Building the home library

As I may have mentioned a time or two in previous posts here, I’m something of a bibliophile. Truth be told, I have way more books that I probably need. But, I’m comforted in the fact that the knowledge contained within these volumes will serve me well if/when the world does go all topsy-turvy.

If you haven’t done so already, I highly recommend all preppers build up a survival library. No one can possibly have all knowledge they may ever need just in their head. Odds are pretty good the Internet won’t be available for consultation either.

The survival library should contain reference materials on:
–Canning and preserving
–Firearms maintenance
–Animal husbandry
–First aid
–Trapping, hunting, fishing
–Wild game preparation
–Wild edibles
–Home repair (carpentry, plumbing, electrical)
–Small engine repair
–Alternative energy systems
–Sewing and clothing repair

…and probably about a dozen other topics I’m forgetting right now.

In addition, I also suggest you have on hand books and materials to facilitate the education of children — math, science, history, and language arts at the minimum.

If you are even remotely religious, make sure you add in the appropriate texts and other materials for study.

Don’t forget the fun stuff too like novels and anthologies. Personally, if I never bought another book I’d probably have enough reading material to last me several years.

Now, where can you find all this stuff cheaply? Used bookstores, library sales, thrift stores, rummage sales, Freecycle, Craigslist, and all immediately come to mind. What I often do is toss a particular title on my Amazon wish list as a reminder to look for it when I’m out haunting the used bookstores and such. While I’m on Amazon, I also make a point of checking out other recommended books it gives me based on the one I’m currently viewing. I’ve found some really great books that way.

Published by

Jim Cobb

Jim Cobb has been a student of survivalism and emergency preparedness for almost thirty years. As a young child, he drove his parents nuts with stockpiling supplies in the basement every time he heard there was a tornado watch in his area. Of course, being a child, those supplies consisted of his teddy bear, a few blankets and pillows, and random canned goods he grabbed from the kitchen cabinets. Later, he was the first (and likely only) child in his fifth grade class to have bought his very own copy of Life After Doomsday by Bruce Clayton. Today, he is a freelance writer whose work has been published in national magazines such as Boy’s Life and Complete Survivalist Magazine. He is a voracious reader with a keen interest in all stories with post-apocalyptic settings. He maintains the Library at the End of the World blog and is also the Content Director for He currently resides in a fortified bunker in the upper Midwest, accompanied by his lovely wife and their three adolescent Weapons of Mass Destruction. Jim's first book, Prepper's Home Defense, was published late 2012 and his second book, tentatively titled The Prepper's Complete Guide to Disaster Readiness, will be out in mid-2013, both coming from Ulysses Press.

7 thoughts on “Building the home library”

  1. Having a good library of survival books is a must in my opinion. Good point. It’s not a bad idea to get a couple of copies of some books to keep in various places. For example, John Wiseman’s SAS Survival Guide ( is good to have in your Get Home Bag as well as at home.
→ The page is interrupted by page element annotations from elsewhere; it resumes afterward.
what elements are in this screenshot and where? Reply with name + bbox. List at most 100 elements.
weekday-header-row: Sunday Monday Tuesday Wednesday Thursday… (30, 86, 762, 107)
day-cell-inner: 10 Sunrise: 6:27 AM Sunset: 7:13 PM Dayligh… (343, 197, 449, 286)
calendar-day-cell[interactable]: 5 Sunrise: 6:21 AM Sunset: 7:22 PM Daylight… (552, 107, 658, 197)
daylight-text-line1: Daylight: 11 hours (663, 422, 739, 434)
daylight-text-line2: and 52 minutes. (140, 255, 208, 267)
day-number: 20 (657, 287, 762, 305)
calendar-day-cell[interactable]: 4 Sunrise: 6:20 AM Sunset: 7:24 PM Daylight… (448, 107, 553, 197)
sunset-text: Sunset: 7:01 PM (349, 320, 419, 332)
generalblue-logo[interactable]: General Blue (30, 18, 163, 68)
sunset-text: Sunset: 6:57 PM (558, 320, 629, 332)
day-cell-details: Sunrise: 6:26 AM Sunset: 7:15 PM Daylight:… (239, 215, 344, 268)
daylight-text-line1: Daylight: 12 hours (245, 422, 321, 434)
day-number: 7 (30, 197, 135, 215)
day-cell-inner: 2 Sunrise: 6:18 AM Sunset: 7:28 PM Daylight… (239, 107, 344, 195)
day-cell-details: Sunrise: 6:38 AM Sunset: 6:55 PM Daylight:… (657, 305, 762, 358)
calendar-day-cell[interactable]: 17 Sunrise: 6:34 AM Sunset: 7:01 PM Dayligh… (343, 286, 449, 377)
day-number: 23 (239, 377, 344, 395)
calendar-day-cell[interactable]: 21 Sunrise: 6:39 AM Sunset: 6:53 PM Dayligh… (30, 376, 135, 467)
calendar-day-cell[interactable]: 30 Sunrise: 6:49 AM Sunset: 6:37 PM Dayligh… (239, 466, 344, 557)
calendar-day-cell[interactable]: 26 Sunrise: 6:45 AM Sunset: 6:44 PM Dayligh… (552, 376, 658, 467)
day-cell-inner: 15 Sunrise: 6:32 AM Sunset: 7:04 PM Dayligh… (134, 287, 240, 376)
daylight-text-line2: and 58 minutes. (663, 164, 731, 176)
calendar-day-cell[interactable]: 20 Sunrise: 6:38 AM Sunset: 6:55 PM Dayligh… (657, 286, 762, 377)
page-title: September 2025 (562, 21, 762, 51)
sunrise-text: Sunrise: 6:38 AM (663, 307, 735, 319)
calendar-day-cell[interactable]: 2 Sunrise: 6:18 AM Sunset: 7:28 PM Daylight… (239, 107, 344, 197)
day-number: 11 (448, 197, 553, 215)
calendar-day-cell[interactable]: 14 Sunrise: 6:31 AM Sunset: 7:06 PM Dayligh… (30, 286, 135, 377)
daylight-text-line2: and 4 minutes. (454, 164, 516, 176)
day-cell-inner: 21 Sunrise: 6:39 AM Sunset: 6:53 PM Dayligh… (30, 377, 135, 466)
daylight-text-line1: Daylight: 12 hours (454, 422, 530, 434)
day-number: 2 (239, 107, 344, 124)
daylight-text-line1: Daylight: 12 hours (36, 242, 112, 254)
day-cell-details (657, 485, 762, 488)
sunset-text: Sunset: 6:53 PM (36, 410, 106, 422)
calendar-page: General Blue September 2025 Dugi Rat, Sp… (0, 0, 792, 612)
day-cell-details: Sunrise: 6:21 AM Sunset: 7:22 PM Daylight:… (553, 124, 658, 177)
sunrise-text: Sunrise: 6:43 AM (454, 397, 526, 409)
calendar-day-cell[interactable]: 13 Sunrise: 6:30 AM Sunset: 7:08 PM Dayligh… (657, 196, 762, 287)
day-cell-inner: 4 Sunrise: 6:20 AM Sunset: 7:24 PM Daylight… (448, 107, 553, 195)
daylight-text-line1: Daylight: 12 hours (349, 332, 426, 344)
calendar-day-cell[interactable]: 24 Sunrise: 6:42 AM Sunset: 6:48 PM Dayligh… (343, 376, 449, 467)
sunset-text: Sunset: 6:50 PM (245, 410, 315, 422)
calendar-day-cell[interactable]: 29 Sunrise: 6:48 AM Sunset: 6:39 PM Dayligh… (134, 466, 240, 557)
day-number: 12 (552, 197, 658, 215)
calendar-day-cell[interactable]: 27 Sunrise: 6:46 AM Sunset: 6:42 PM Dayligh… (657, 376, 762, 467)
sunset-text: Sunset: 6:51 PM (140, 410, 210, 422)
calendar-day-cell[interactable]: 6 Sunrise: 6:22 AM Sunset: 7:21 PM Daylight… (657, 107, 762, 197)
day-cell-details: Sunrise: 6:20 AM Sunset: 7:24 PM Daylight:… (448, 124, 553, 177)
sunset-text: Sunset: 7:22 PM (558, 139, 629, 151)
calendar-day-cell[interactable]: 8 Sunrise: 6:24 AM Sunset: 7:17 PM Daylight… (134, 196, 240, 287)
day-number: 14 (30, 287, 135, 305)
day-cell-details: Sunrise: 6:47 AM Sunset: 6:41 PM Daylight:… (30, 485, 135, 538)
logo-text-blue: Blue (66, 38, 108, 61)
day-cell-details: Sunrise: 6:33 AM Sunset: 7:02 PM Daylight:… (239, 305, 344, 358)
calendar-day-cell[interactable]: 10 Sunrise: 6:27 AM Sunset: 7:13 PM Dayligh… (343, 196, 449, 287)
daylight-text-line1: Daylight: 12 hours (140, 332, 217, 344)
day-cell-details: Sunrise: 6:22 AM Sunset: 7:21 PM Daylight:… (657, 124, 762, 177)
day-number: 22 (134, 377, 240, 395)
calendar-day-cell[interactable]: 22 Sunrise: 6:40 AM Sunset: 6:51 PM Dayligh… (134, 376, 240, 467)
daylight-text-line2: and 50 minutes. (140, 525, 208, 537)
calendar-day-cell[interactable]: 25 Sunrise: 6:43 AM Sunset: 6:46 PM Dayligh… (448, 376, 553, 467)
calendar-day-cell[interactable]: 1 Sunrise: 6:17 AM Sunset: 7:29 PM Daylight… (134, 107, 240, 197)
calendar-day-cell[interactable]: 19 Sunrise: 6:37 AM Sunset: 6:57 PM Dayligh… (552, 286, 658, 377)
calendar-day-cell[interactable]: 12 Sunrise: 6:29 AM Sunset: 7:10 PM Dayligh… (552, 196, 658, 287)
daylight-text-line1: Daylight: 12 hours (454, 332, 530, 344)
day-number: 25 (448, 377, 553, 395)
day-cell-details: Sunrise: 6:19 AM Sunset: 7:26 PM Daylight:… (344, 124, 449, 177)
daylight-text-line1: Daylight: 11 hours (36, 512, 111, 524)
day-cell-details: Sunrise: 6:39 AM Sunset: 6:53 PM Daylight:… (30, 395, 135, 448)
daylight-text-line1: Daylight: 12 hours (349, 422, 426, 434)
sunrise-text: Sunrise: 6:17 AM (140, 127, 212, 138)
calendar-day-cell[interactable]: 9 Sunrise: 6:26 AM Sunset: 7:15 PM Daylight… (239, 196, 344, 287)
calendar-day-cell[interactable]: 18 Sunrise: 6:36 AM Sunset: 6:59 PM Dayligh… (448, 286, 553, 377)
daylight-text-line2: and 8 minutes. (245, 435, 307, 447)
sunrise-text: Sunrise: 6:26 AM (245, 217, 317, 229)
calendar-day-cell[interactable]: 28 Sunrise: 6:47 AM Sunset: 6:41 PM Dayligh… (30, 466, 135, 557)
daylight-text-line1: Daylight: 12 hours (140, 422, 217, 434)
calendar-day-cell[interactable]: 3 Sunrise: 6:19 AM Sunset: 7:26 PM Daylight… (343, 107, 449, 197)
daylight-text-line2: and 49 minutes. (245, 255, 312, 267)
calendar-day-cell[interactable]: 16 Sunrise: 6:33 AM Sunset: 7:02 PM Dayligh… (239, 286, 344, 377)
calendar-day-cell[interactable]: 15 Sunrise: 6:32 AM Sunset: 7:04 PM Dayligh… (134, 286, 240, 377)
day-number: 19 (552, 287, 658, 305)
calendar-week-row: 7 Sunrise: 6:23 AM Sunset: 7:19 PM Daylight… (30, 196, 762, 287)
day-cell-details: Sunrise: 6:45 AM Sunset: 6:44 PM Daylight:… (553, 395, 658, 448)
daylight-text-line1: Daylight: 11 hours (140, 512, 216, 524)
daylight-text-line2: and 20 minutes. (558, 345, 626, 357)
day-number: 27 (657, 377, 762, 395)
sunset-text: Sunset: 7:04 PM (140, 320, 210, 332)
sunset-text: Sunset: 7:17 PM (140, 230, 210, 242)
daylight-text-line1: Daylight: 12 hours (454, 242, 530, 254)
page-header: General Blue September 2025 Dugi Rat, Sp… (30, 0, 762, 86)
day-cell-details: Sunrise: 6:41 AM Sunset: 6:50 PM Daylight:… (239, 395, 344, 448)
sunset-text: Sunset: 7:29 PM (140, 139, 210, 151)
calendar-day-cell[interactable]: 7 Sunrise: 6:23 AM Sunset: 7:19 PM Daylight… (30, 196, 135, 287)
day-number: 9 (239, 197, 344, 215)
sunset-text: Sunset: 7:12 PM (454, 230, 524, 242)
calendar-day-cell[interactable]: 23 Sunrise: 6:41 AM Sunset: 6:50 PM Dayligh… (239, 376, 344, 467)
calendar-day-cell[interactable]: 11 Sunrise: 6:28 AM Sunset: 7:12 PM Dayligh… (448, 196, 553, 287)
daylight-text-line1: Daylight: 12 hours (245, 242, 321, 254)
    For those who enjoy reading ebooks on a Kindle or other device, I’d recommend making your library the old fashioned way, with real paper books. You never know when the ebook reader will be available to you.



  2. is a nice resource for cheap books — you swap books you have for books you want. All you pay is postage to mail your book to the recipient.

  3. Great idea! I’d be curious to see some specific titles that you’ve found to be the best (especially in the tracking, survival category; we’ve got 100’s of gardening books already). Thanks!

    1. One book I recommend to EVERY survivalist/prepper is THE UNTHINKABLE by Amanda Ripley. It is an excellent study of the psychological and physiological effects of stress and panic on people during a disaster or crisis. BUG OUT! by Scott Williams is a great book on, well, bugging out. His latest book, GETTING OUT ALIVE, is also an excellent work. BUILD THE PERFECT SURVIVAL KIT by John McCann is a great little book, chock full of every kind of survival kit you can imagine, all homemade rather than store bought. It’ll give you some great ideas on what to include in your own kits.

  4. I also keep books on ceramics, metals casting, blacksmithing, wood working, trapping, chemistry, pharmacology, Gray'S ANATOMY< MACHINERIES HANDBOOK< MEDICINAL HERBS< MAPS< GARDENING< AND MINEROLOGY.